Suudi Arabistan’ın hazinesi, gelirin yüzde 90’ının sağlandığı petrol satışlarına dayanıyor. Nüfus vergi ödemiyor, yani tek kaynak petrol. Petrol varil fiyatı 100 dolardan 30 dolara düşünce, krallığın petrol gelirleri çöktü.

Suudiler, geçen yıl petrol kârı beklentisinden 390 milyar dolar kaybetti. Bütçe açığı 100 milyar dolara ulaştı. Bu, ülke tarihindeki en büyük açık. 1991’den beri ilk defa özel finans kuruluşlarından beş yıl vadeli 10 milyar dolar kredi aldı.
Bir ülke krize girince ne yapar? Danışmanlık firması McKinsey’i arar. Suudiler de bunu yaptı. Firma sıkı analistlerini yolladı. Aralık 2015’te neo-liberalizmin tüm klişelerini barındıran bir rapor yazıldı: Ekonomi yönetimini hükümetten alıp pazara ver, yardımları kes ve ödemelere transfer et ve geçişi finanse edebilmek için hükümetin varlıklarını sat. Rapor; kamu çalışanlarından ve üç milyon, düşük gelirli yabancı işçiden kesintiye gidilmesini istiyordu.



Fakat Suudi Arabistan’ın tüm politik ekonomisi ve kültürü, vatandaşlar için kamu işçiliğine ve misafir işçilerden gelen ucuz hizmete dayanıyordu. Bu iki ayağın değişmesi, monarşinin hayatta kalabilmesi için sorun oluşturdu. McKinsey açıkça, petrolsüz Suudi Arabistan, monarşisiz Suudi Arabistandır, demeliydi.

McKinsey’in dönüşümü ne getirir? Gayretli bir analist, “Üretim odaklı dönüşüm Suudi Arabistan’ın üretimini ikiye katlayıp, 2030’da altı milyon kadar yeni iş olanağı yaratır” dedi. Kralın oğlu Muhammed Bin Salman (MbS), McKinsey’e inandı. Raporu kopyaladı ve kendi ‘2030 Vizyonu’na yapıştırdı. Prens MbS’nin açıklamasının çok azı McKinsey’in önerisinden farklılık gösteriyordu. Prensin hevesi deneyimsizliğini kanıtlıyordu.

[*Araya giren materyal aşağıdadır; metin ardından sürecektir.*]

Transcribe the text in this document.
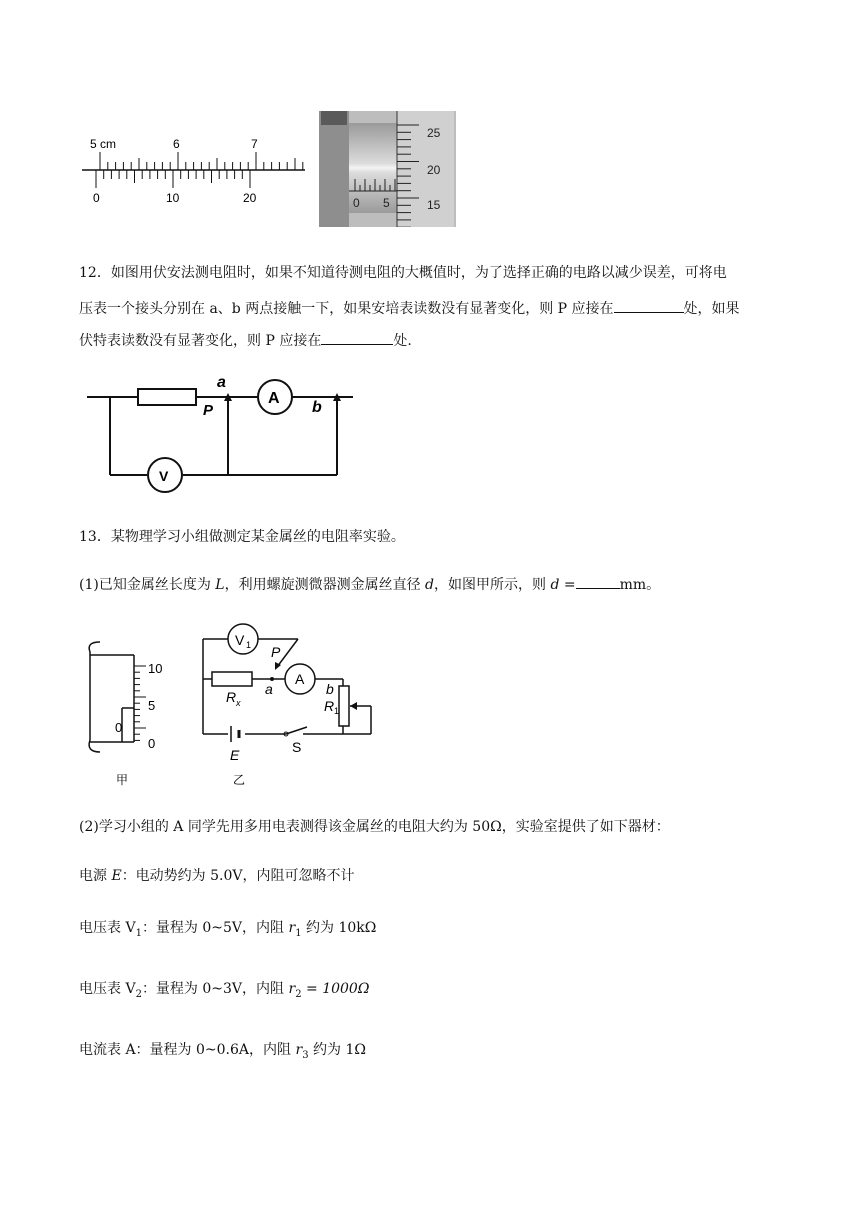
5 cm	6	7
0	10	20
25
20
15
0 5
12．如图用伏安法测电阻时，如果不知道待测电阻的大概值时，为了选择正确的电路以减少误差，可将电
压表一个接头分别在 a、b 两点接触一下，如果安培表读数没有显著变化，则 P 应接在	处，如果
伏特表读数没有显著变化，则 P 应接在	处.
A
V
a
b
P
13．某物理学习小组做测定某金属丝的电阻率实验。
(1)已知金属丝长度为 L，利用螺旋测微器测金属丝直径 d，如图甲所示，则 d =	mm。
10
5
0
0
甲
V 1
A
P
R x
a	b
R 1
E	S
乙
(2)学习小组的 A 同学先用多用电表测得该金属丝的电阻大约为 50Ω，实验室提供了如下器材：
电源 E：电动势约为 5.0V，内阻可忽略不计
电压表 $V_1$：量程为 0~5V，内阻 $r_1$ 约为 10kΩ
电压表 $V_2$：量程为 0~3V，内阻 $r_2 = 1000\Omega$
电流表 A：量程为 0~0.6A，内阻 $r_3$ 约为 1Ω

Naomi Klein’ın ekonomik dönüşüme geniş çaplı saldırı niteliğindeki ‘Şok Doktrini’ kitabını okumuşa benzemiyordu. Duff McDonald’ın, McKinsey modelinin içini deşen The Firm’ini (Firma) de okumamış olmalıydı. Ülkenin tüm geleceğini McKinsey raporuna bağlamak pervasızca görünüyor. Fakat Prens MbS, başka pervasızlıklar da yaptı. Yemen’e savaş açtı. Kuveyt’te yapılan barış görüşmeleri beklemede. Suudilerin Yemen’de hiçbir kazanımı olmadı. Suudilerin ekonomik dönüşümünün sorumlusu, ülkeyi Yemen’de küçük duruma düşüren kişi mi olmalıydı? Ama prensin yetenekleri halk tarafından değil Kral tarafından ölçülüyor.

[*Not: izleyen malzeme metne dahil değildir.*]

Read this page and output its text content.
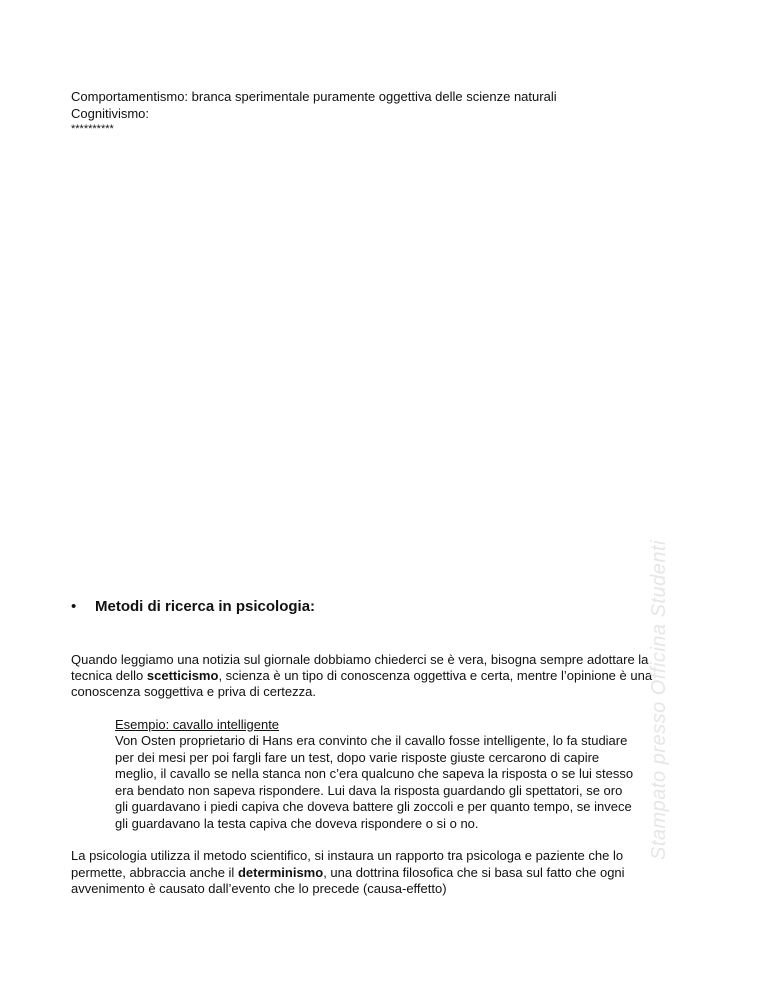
Comportamentismo: branca sperimentale puramente oggettiva delle scienze naturali
Cognitivismo:
**********
• Metodi di ricerca in psicologia:
Quando leggiamo una notizia sul giornale dobbiamo chiederci se è vera, bisogna sempre adottare la
tecnica dello scetticismo, scienza è un tipo di conoscenza oggettiva e certa, mentre l’opinione è una
conoscenza soggettiva e priva di certezza.
Esempio: cavallo intelligente
Von Osten proprietario di Hans era convinto che il cavallo fosse intelligente, lo fa studiare
per dei mesi per poi fargli fare un test, dopo varie risposte giuste cercarono di capire
meglio, il cavallo se nella stanca non c’era qualcuno che sapeva la risposta o se lui stesso
era bendato non sapeva rispondere. Lui dava la risposta guardando gli spettatori, se oro
gli guardavano i piedi capiva che doveva battere gli zoccoli e per quanto tempo, se invece
gli guardavano la testa capiva che doveva rispondere o si o no.
La psicologia utilizza il metodo scientifico, si instaura un rapporto tra psicologa e paziente che lo
permette, abbraccia anche il determinismo, una dottrina filosofica che si basa sul fatto che ogni
avvenimento è causato dall’evento che lo precede (causa-effetto)
Stampato presso Officina Studenti
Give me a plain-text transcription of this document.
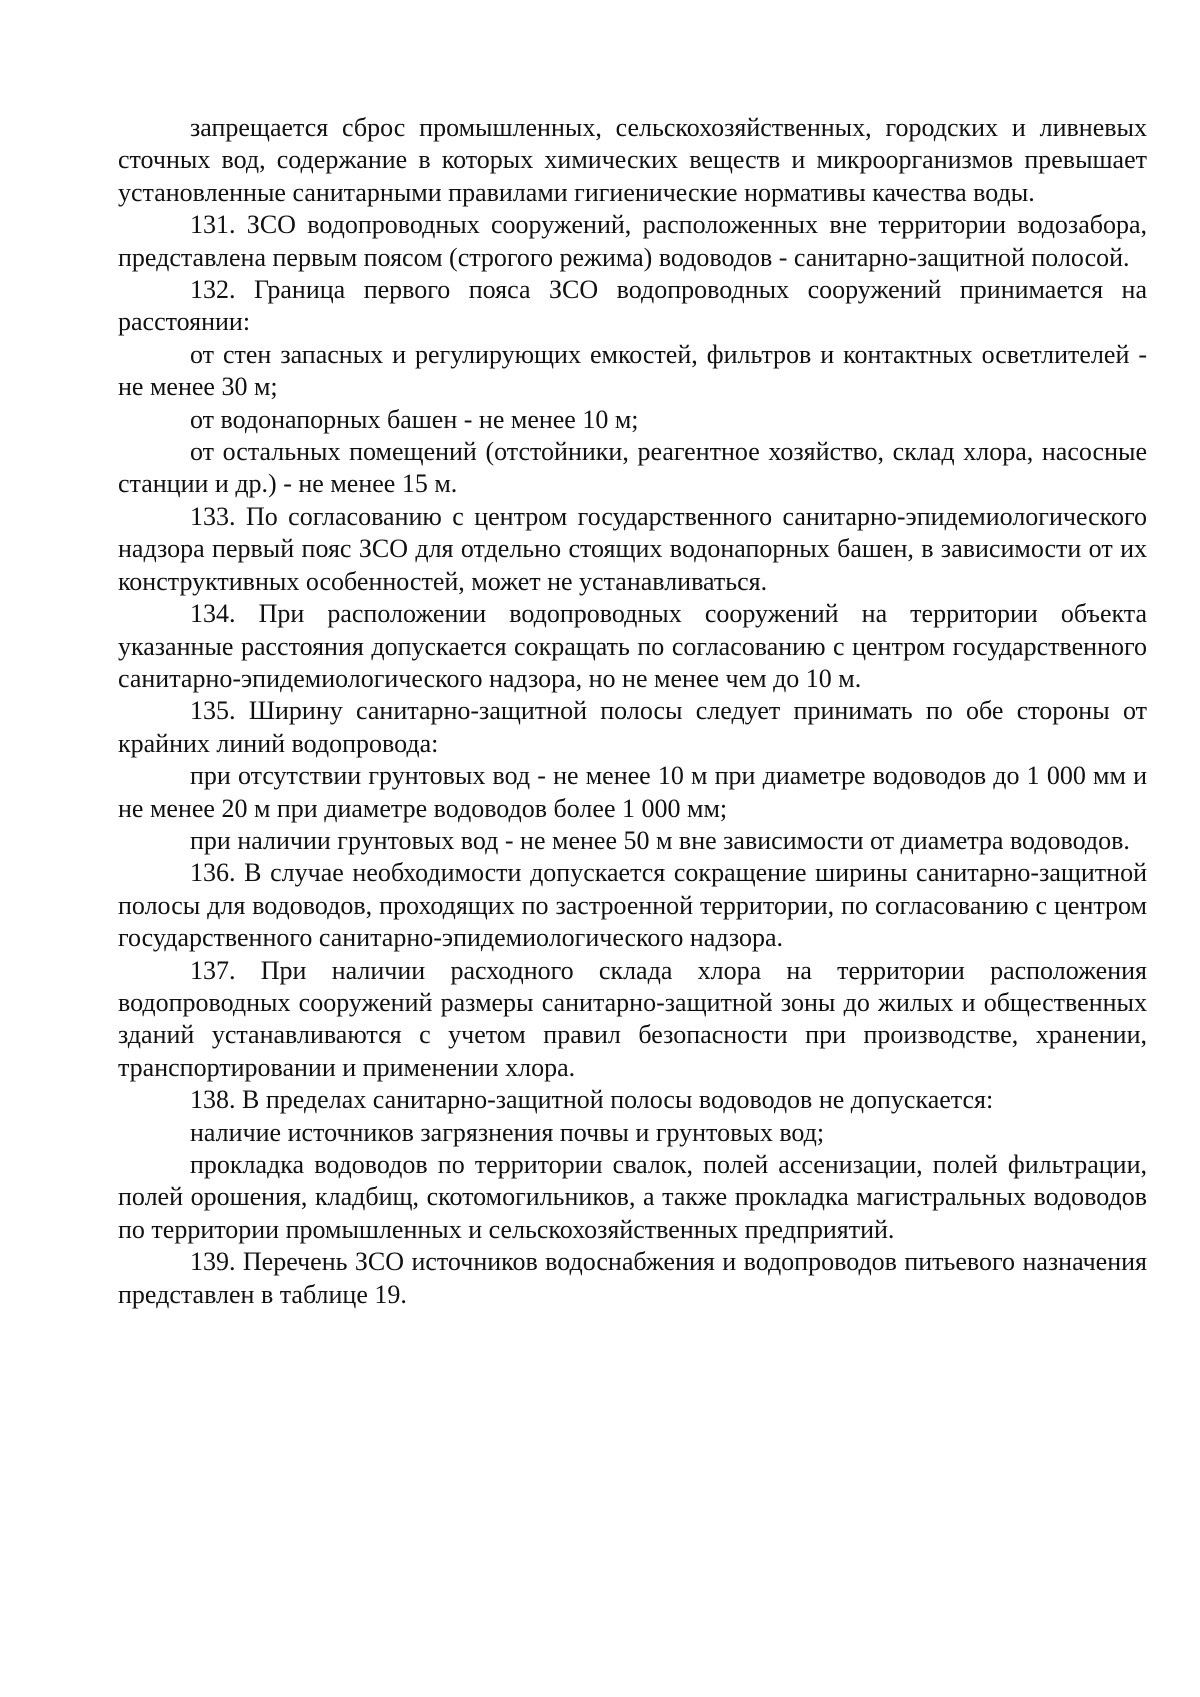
запрещается сброс промышленных, сельскохозяйственных, городских и ливневых сточных вод, содержание в которых химических веществ и микроорганизмов превышает установленные санитарными правилами гигиенические нормативы качества воды.

131. ЗСО водопроводных сооружений, расположенных вне территории водозабора, представлена первым поясом (строгого режима) водоводов - санитарно-защитной полосой.

132. Граница первого пояса ЗСО водопроводных сооружений принимается на расстоянии:

от стен запасных и регулирующих емкостей, фильтров и контактных осветлителей - не менее 30 м;

от водонапорных башен - не менее 10 м;

от остальных помещений (отстойники, реагентное хозяйство, склад хлора, насосные станции и др.) - не менее 15 м.

133. По согласованию с центром государственного санитарно-эпидемиологического надзора первый пояс ЗСО для отдельно стоящих водонапорных башен, в зависимости от их конструктивных особенностей, может не устанавливаться.

134. При расположении водопроводных сооружений на территории объекта указанные расстояния допускается сокращать по согласованию с центром государственного санитарно-эпидемиологического надзора, но не менее чем до 10 м.

135. Ширину санитарно-защитной полосы следует принимать по обе стороны от крайних линий водопровода:

при отсутствии грунтовых вод - не менее 10 м при диаметре водоводов до 1 000 мм и не менее 20 м при диаметре водоводов более 1 000 мм;

при наличии грунтовых вод - не менее 50 м вне зависимости от диаметра водоводов.

136. В случае необходимости допускается сокращение ширины санитарно-защитной полосы для водоводов, проходящих по застроенной территории, по согласованию с центром государственного санитарно-эпидемиологического надзора.

137. При наличии расходного склада хлора на территории расположения водопроводных сооружений размеры санитарно-защитной зоны до жилых и общественных зданий устанавливаются с учетом правил безопасности при производстве, хранении, транспортировании и применении хлора.

138. В пределах санитарно-защитной полосы водоводов не допускается:

наличие источников загрязнения почвы и грунтовых вод;

прокладка водоводов по территории свалок, полей ассенизации, полей фильтрации, полей орошения, кладбищ, скотомогильников, а также прокладка магистральных водоводов по территории промышленных и сельскохозяйственных предприятий.

139. Перечень ЗСО источников водоснабжения и водопроводов питьевого назначения представлен в таблице 19.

Prens’in 2030 Vizyonu nedir? Petrol pazarında istikrar yaratma girişimlerine rağmen, petrol fiyatlarının yakın zamanda güvenli seviyelere çekileceğiyle ilgili hiçbir gösterge yok. Eğer petrol varil fiyatı 50 doların altında kalırsa, Suudiler kendi ekonomik paketlerini revize etmek zorunda kalacak. Petrol ekonomisinden endüstri-turizm-finans ekonomisine geçiş, büyük oranda yatırım gerektirir. Bu yatırım için, devletin petrol firması ARAMCO’nun bir kısmını satmayı planlıyorlar. Plan, bu ve bunun gibi satışlardan 2 trilyon dolarlık fon elde etmek.

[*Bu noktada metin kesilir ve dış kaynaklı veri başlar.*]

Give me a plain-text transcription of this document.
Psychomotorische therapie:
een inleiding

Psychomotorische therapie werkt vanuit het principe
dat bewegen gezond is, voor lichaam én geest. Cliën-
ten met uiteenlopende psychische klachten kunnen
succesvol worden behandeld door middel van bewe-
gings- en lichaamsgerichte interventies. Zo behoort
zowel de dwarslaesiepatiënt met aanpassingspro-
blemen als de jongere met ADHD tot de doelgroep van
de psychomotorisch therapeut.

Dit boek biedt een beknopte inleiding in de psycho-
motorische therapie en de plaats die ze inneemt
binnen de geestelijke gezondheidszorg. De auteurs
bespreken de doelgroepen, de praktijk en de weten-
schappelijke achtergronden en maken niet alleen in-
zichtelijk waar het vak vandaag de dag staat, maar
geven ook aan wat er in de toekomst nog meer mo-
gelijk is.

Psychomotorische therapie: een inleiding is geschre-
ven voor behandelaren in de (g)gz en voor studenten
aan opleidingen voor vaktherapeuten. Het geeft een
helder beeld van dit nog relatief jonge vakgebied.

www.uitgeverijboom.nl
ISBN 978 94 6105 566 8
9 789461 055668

Fon, petro kimya, orta ölçekli imalat, finans ve turizm gibi yeni endüstriyel sektörler geliştirmek için kullanılacak. Yabancıların mülk sahibi olmasına izin verilecek ve girişimcilik devlet tarafından desteklenecek. Bütün bunlar 2030’a kadar nasıl gerçekleşecek? Suudiler nasıl olacak da petrol geliriyle tatmin olan nüfusunu güvensiz bir pazar alanındaki işçilere dönüştürecek? Suudi ailesi bu değişimden kaynaklanan öfkeyle baş edebilecek mi?

IMF’nin Ortadoğu ve Orta Asya Direktörü Mesud Ahmed, geçişin iyi olacağı kanısında. Ancak Ahmed, McKinsey planının çok fazla gösterişsiz olduğuna inanıyor. Suudiler’in yapması gereken, diyor Ahmed, daha fazla özel yatırımı çekmek. Bu özel yatırım nereden gelecek? Belki, Suudiler’le büyük (2.48 milyar dolar) bir nükleer anlaşma imzalayan Çin’den. Krallık, Çin’in en büyük petrol tedarikçisi. Çin’in Sinopec, PetroChina ve Yunnan Yuntianhua kuruluşları, krallıkta ve Çin kıyılarında rafineriler inşa etmek için ARAMCO’yla yakın çalışıyor. Çinli inşaat firmaları Mekke ve Medine’yi bağlayacak Harameyn tren yolunu inşa ediyor. Çinli inşaat firmaları Suudi Arabistan’da yeni altyapı inşaa etmeye hazır.

Washington, eğer dikkat ediyorsa, eski dostunun gidişatını görüyor olmalı. İstikamet ya sosyal kaos ya Çin’in yörüngesi. Başka alternatif yok.